Now autoremove will remove the package if it is not a dependency of any other package.

  • 1
    Another handy trick is that you can mark many packages at once like this: sudo apt-mark manual <package1> <package2> <package3> etc – Msencenb May 15 '18 at 21:59

A few more Google attempts brought up a solution:

It is either possible to just install explicitly:

sudo apt-get install <package>

or marking as manually installed via

sudo apt-mark manual <package>

apt won't re-install, the output will just look like:

$ sudo apt-get install tmux
Reading package lists... Done
Building dependency tree       
Reading state information... Done
tmux is already the newest version.
tmux set to manually installed.

This is already answered well, but I found a situation where I did not want to "mark" many of the packages (and then un-mark them after autoremove).

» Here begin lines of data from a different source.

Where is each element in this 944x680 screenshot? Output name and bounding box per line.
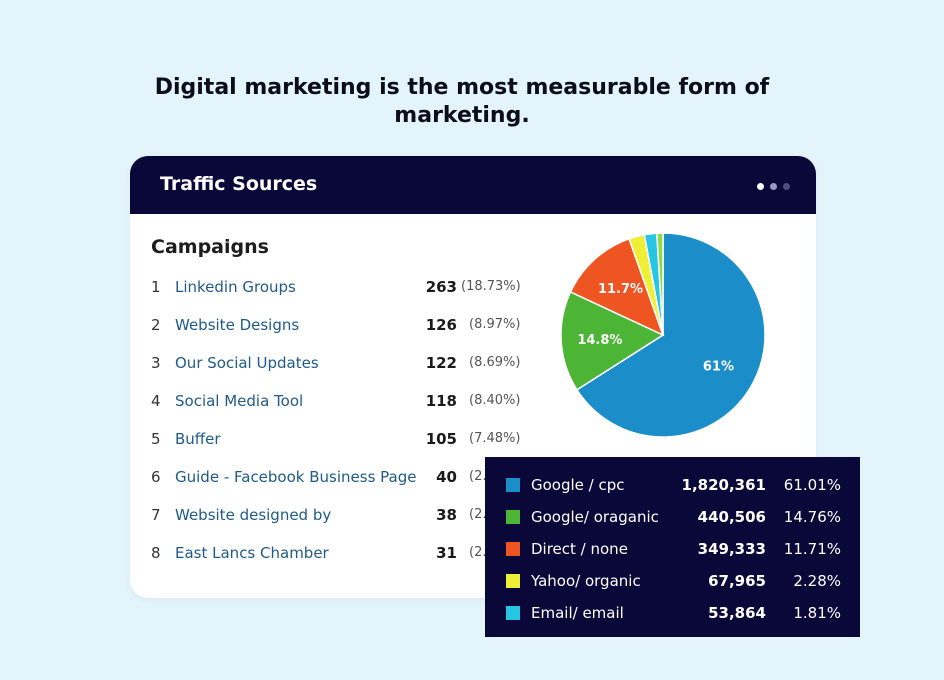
legend-visits: 440,506 <box>697 508 766 526</box>
campaign-count: 126 <box>425 316 457 334</box>
legend-source: Yahoo/ organic <box>531 572 641 590</box>
campaign-rank: 8 <box>151 544 161 562</box>
campaign-rank: 5 <box>151 430 161 448</box>
campaign-link[interactable]: Website designed by <box>175 506 332 524</box>
legend-percent: 61.01% <box>783 476 841 494</box>
legend-row: Google/ oraganic 440,506 14.76% <box>485 506 860 528</box>
campaign-row: 4 Social Media Tool 118 (8.40%) <box>151 389 551 413</box>
campaigns-heading: Campaigns <box>151 236 269 258</box>
campaign-percent: (18.73%) <box>461 279 521 294</box>
campaign-link[interactable]: Guide - Facebook Business Page <box>175 468 417 486</box>
campaign-count: 263 <box>425 278 457 296</box>
pager-dot-2[interactable] <box>770 183 777 190</box>
pie-slice[interactable] <box>575 232 766 438</box>
campaign-percent: (7.48%) <box>469 431 521 446</box>
legend-percent: 14.76% <box>783 508 841 526</box>
campaign-percent: (8.40%) <box>469 393 521 408</box>
campaign-percent: (8.97%) <box>469 317 521 332</box>
pie-slice-label: 14.8% <box>577 333 622 348</box>
pager-dot-3[interactable] <box>783 183 790 190</box>
campaign-count: 31 <box>436 544 457 562</box>
legend-source: Google/ oraganic <box>531 508 659 526</box>
campaign-rank: 2 <box>151 316 161 334</box>
legend-swatch <box>506 606 520 620</box>
traffic-legend-table: Google / cpc 1,820,361 61.01% Google/ or… <box>485 457 860 637</box>
traffic-pie-chart: 61% 14.8% 11.7% <box>560 232 766 438</box>
legend-swatch <box>506 574 520 588</box>
pager-dot-1[interactable] <box>757 183 764 190</box>
legend-visits: 1,820,361 <box>681 476 766 494</box>
card-title: Traffic Sources <box>160 173 318 195</box>
campaign-link[interactable]: Website Designs <box>175 316 300 334</box>
campaign-link[interactable]: Linkedin Groups <box>175 278 296 296</box>
campaign-count: 38 <box>436 506 457 524</box>
campaign-rank: 3 <box>151 354 161 372</box>
legend-source: Direct / none <box>531 540 628 558</box>
legend-visits: 349,333 <box>697 540 766 558</box>
legend-source: Google / cpc <box>531 476 625 494</box>
campaign-rank: 4 <box>151 392 161 410</box>
campaign-link[interactable]: East Lancs Chamber <box>175 544 329 562</box>
legend-row: Google / cpc 1,820,361 61.01% <box>485 474 860 496</box>
legend-row: Email/ email 53,864 1.81% <box>485 602 860 624</box>
legend-visits: 67,965 <box>708 572 766 590</box>
campaign-link[interactable]: Buffer <box>175 430 221 448</box>
campaign-row: 2 Website Designs 126 (8.97%) <box>151 313 551 337</box>
legend-swatch <box>506 510 520 524</box>
campaign-rank: 1 <box>151 278 161 296</box>
pie-slice-label: 11.7% <box>598 282 643 297</box>
pie-slice[interactable] <box>560 290 665 391</box>
campaign-link[interactable]: Our Social Updates <box>175 354 319 372</box>
campaign-count: 122 <box>425 354 457 372</box>
campaign-row: 3 Our Social Updates 122 (8.69%) <box>151 351 551 375</box>
campaign-row: 1 Linkedin Groups 263 (18.73%) <box>151 275 551 299</box>
legend-visits: 53,864 <box>708 604 766 622</box>
pager-dots[interactable] <box>757 183 790 190</box>
campaign-rank: 6 <box>151 468 161 486</box>
campaign-count: 118 <box>425 392 457 410</box>
campaign-link[interactable]: Social Media Tool <box>175 392 304 410</box>
card-header: Traffic Sources <box>130 156 816 214</box>
legend-row: Yahoo/ organic 67,965 2.28% <box>485 570 860 592</box>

When the list of packages you want to autoremove is easily-defined, then you can pipe/sed/xargs them out.

I don't have a complex example of many packages, but if I have the following scenario:

root@fptc-rsvrd:~# apt-get autoremove
Reading package lists... Done
Building dependency tree
Reading state information... Done
The following packages will be REMOVED:
  libluajit-5.1-2 libluajit-5.1-common linux-headers-4.4.0-141 linux-headers-4.4.0-141-generic linux-headers-4.4.0-143 linux-headers-4.4.0-143-generic linux-headers-4.4.0-146 linux-headers-4.4.0-146-generic
  linux-image-4.4.0-141-generic linux-image-4.4.0-143-generic linux-image-4.4.0-146-generic linux-image-extra-4.4.0-141-generic linux-modules-4.4.0-143-generic linux-modules-4.4.0-146-generic
  linux-modules-extra-4.4.0-143-generic linux-modules-extra-4.4.0-146-generic linux-signed-image-4.4.0-141-generic pandoc-data
0 upgraded, 0 newly installed, 18 to remove and 19 not upgraded.
After this operation, 907 MB disk space will be freed.

and I want to remove just the linux* packages, I can do this:

root@fptc-rsvrd:~# apt-get autoremove -s | sed -ne 's/Remv \(linux[^[]*\)\[.*/\1/gp'

So from here, it's easy to pass these via xargs as command-line arguments to the simple apt-get remove -y:

apt-get autoremove -s \
  | sed -ne 's/Remv \(linux[^[]*\)\[.*/\1/gp' \
  | xargs apt-get remove -y

Normally when using xargs, I'd guard against spaces in the arguments (e.g., find ... -print0 | xargs -0 ...), but since package names don't have spaces in them, I'm comfortable using newline-delimited arguments.

(I'd think it other situations, it'd be more appropriate to "mark" a hold, the unhold the packages. That can also be done with regexes and xargs, but is probably over-engineering the situation.)